Офицеры переглядываются.

— Владение иностранными языками заставляет заподозрить тебя в том, что ты шпионка, продающая кому-то информацию. Это будет расследовано в Кракове. 

— Можешь ожидать длительного срока каторжных работ, — произносит первый офицер.

Силка реагирует не сразу, а потом ее хватает за руку солдат, который привел ее в комнату, и выволакивает за дверь, а она пронзительно кричит:

— Меня заставили, меня насиловали! Нет! Пожалуйста!

Но офицеры не обращают на это внимания. Они занимаются следующим заключенным.

Издательство: Азбука

Тюрьма Монтелюпих, Краков, июль 1945 года

Силка, скорчившись, сидит в углу сырой вонючей камеры, пытаясь ухватить нить уходящего времени. Дни, недели, месяцы. 

Она не разговаривает с женщинами вокруг нее. Любую, пойманную надзирателями за разговорами, выводят за дверь, и потом она возвращается с синяками и в разорванной одежде. Молчи, не высовывайся, говорит она себе, пока не поймешь, что происходит и что следует говорить или делать. Она оторвала от платья клочок ткани и замотала себе нос и рот, пытаясь заглушить вонь от человеческих экскрементов, сырости и гниения.
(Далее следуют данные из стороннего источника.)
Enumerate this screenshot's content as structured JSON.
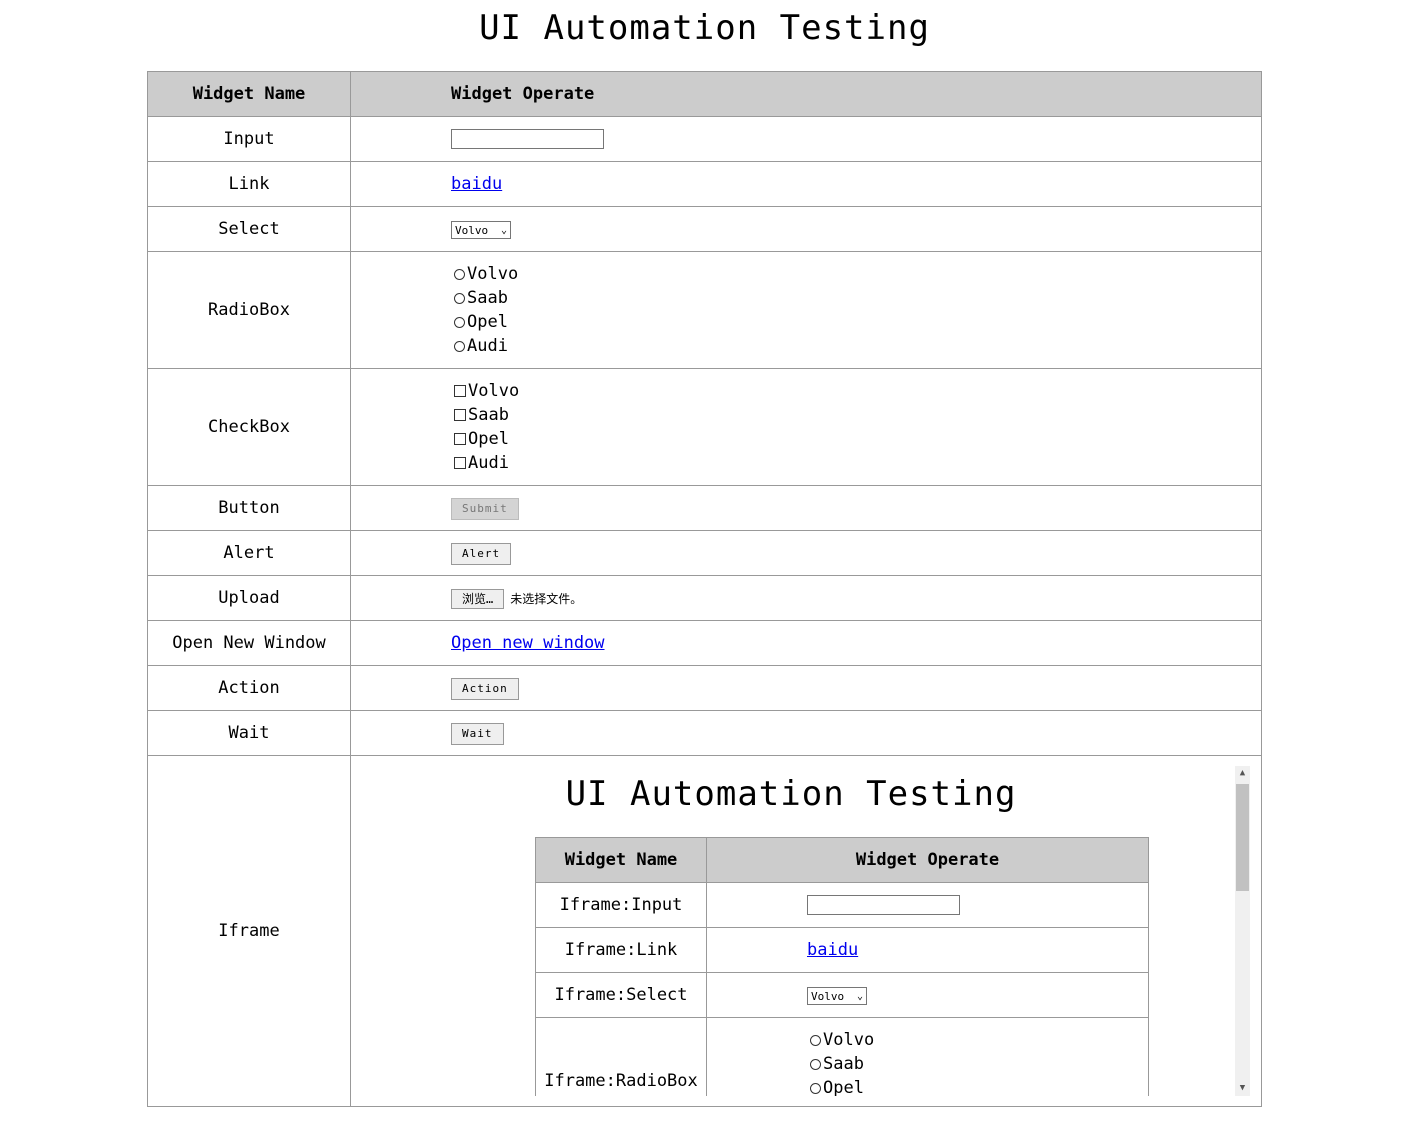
{
  "page": {
    "title": "UI Automation Testing"
  },
  "table": {
    "headers": {
      "name": "Widget Name",
      "operate": "Widget Operate"
    },
    "rows": {
      "input": {
        "name": "Input",
        "value": ""
      },
      "link": {
        "name": "Link",
        "text": "baidu"
      },
      "select": {
        "name": "Select",
        "value": "Volvo"
      },
      "radio": {
        "name": "RadioBox",
        "options": [
          "Volvo",
          "Saab",
          "Opel",
          "Audi"
        ]
      },
      "checkbox": {
        "name": "CheckBox",
        "options": [
          "Volvo",
          "Saab",
          "Opel",
          "Audi"
        ]
      },
      "button": {
        "name": "Button",
        "label": "Submit"
      },
      "alert": {
        "name": "Alert",
        "label": "Alert"
      },
      "upload": {
        "name": "Upload",
        "button": "浏览…",
        "status": "未选择文件。"
      },
      "newwindow": {
        "name": "Open New Window",
        "text": "Open new window"
      },
      "action": {
        "name": "Action",
        "label": "Action"
      },
      "wait": {
        "name": "Wait",
        "label": "Wait"
      },
      "iframe": {
        "name": "Iframe"
      }
    }
  },
  "iframe": {
    "title": "UI Automation Testing",
    "headers": {
      "name": "Widget Name",
      "operate": "Widget Operate"
    },
    "rows": {
      "input": {
        "name": "Iframe:Input",
        "value": ""
      },
      "link": {
        "name": "Iframe:Link",
        "text": "baidu"
      },
      "select": {
        "name": "Iframe:Select",
        "value": "Volvo"
      },
      "radio": {
        "name": "Iframe:RadioBox",
        "options": [
          "Volvo",
          "Saab",
          "Opel"
        ]
      }
    },
    "scroll": {
      "up": "▲",
      "down": "▼"
    }
  },
  "icons": {
    "select_chevron": "chevron-down-icon"
  }
}
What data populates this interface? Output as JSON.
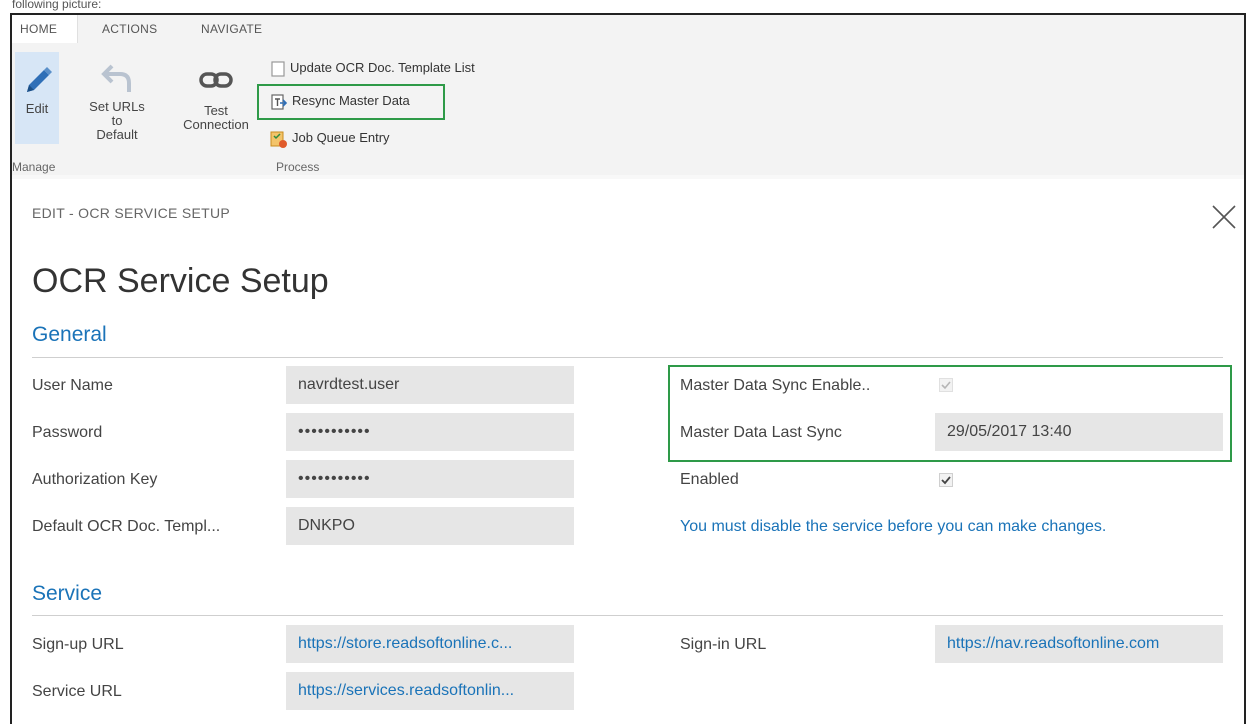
{
  "top_caption": "following picture:",
  "ribbon": {
    "tabs": [
      "HOME",
      "ACTIONS",
      "NAVIGATE"
    ],
    "edit_label": "Edit",
    "set_urls_label_line1": "Set URLs to",
    "set_urls_label_line2": "Default",
    "test_connection_line1": "Test",
    "test_connection_line2": "Connection",
    "update_template_label": "Update OCR Doc. Template List",
    "resync_label": "Resync Master Data",
    "job_queue_label": "Job Queue Entry",
    "group_manage": "Manage",
    "group_process": "Process"
  },
  "page": {
    "caption": "EDIT - OCR SERVICE SETUP",
    "title": "OCR Service Setup"
  },
  "general": {
    "heading": "General",
    "user_name_label": "User Name",
    "user_name_value": "navrdtest.user",
    "password_label": "Password",
    "password_value": "•••••••••••",
    "auth_key_label": "Authorization Key",
    "auth_key_value": "•••••••••••",
    "default_template_label": "Default OCR Doc. Templ...",
    "default_template_value": "DNKPO",
    "master_sync_enabled_label": "Master Data Sync Enable..",
    "master_sync_enabled_value": true,
    "master_last_sync_label": "Master Data Last Sync",
    "master_last_sync_value": "29/05/2017 13:40",
    "enabled_label": "Enabled",
    "enabled_value": true,
    "warning_message": "You must disable the service before you can make changes."
  },
  "service": {
    "heading": "Service",
    "signup_label": "Sign-up URL",
    "signup_value": "https://store.readsoftonline.c...",
    "signin_label": "Sign-in URL",
    "signin_value": "https://nav.readsoftonline.com",
    "service_url_label": "Service URL",
    "service_url_value": "https://services.readsoftonlin..."
  },
  "colors": {
    "accent": "#1a73b8",
    "highlight": "#2e9a48",
    "field_bg": "#e6e6e6"
  }
}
В один из дней Силку выводят из камеры. Ей, обессилевшей от голода и постоянной настороженности, все кажется нематериальным, как во сне: фигуры надзирателей, стены, пол. В коридоре она становится в колонну заключенных, медленно двигающихся к двери. Ей удается на миг прислониться к теплой сухой стене. В коридорах есть отопление для надзирателей, а в камерах нет. И хотя погода снаружи должна быть теплой, стены тюрьмы, похоже, удерживают ночную прохладу в течение следующего дня.

Наконец Силка входит в комнату, где за столом сидит офицер, лицо которого освещено зеленоватым светом единственной лампы. Офицеры, стоящие у двери, делают ей знак подойти к столу.

Офицер смотрит на листок бумаги:

— Сесилия Кляйн?

Она оглядывается по сторонам. Она одна в комнате с тремя дородными мужчинами.

— Да.

Он вновь опускает взгляд на бумагу:

— Тебя обвиняют в том, что ты работала проституткой на врагов, а также в шпионской деятельности. Ты приговорена к пятнадцати годам каторжного труда. — Он подписывает листок. — Подпиши здесь, что согласна.

Силка поняла все, что сказал офицер. Он говорил по-немецки, а не по-русски. Значит, это шутка? — думает она. Она чувствует на себе глаза мужчин, стоящих у двери. Она знает, что должна что-то сделать. Похоже, у нее нет выбора.

Сидящий за столом офицер переворачивает лист бумаги и указывает на пунктирную линию. Буквы над линией напечатаны кириллицей. И вновь, как не раз случалось в ее молодой жизни, она стоит перед выбором: пойти по узкой дорожке, лежащей перед ней, или принять смерть.

Офицер протягивает ей перо, а затем бросает скучающий взгляд на дверь в ожидании следующего. Он всего лишь выполняет свою работу.

Трясущейся рукой Силка подписывает листок.

Ее выводят из тюрьмы и заталкивают в грузовик, и тут она понимает: зима прошла, весны как не бывало и на дворе лето. Солнечное тепло как бальзам для ее промерзшего, но все еще живого тела, однако от этого сияния больно глазам. Силка не успевает еще привыкнуть к яркому свету, как грузовик резко останавливается. Перед ней возникает красный вагон поезда для перевозки скота.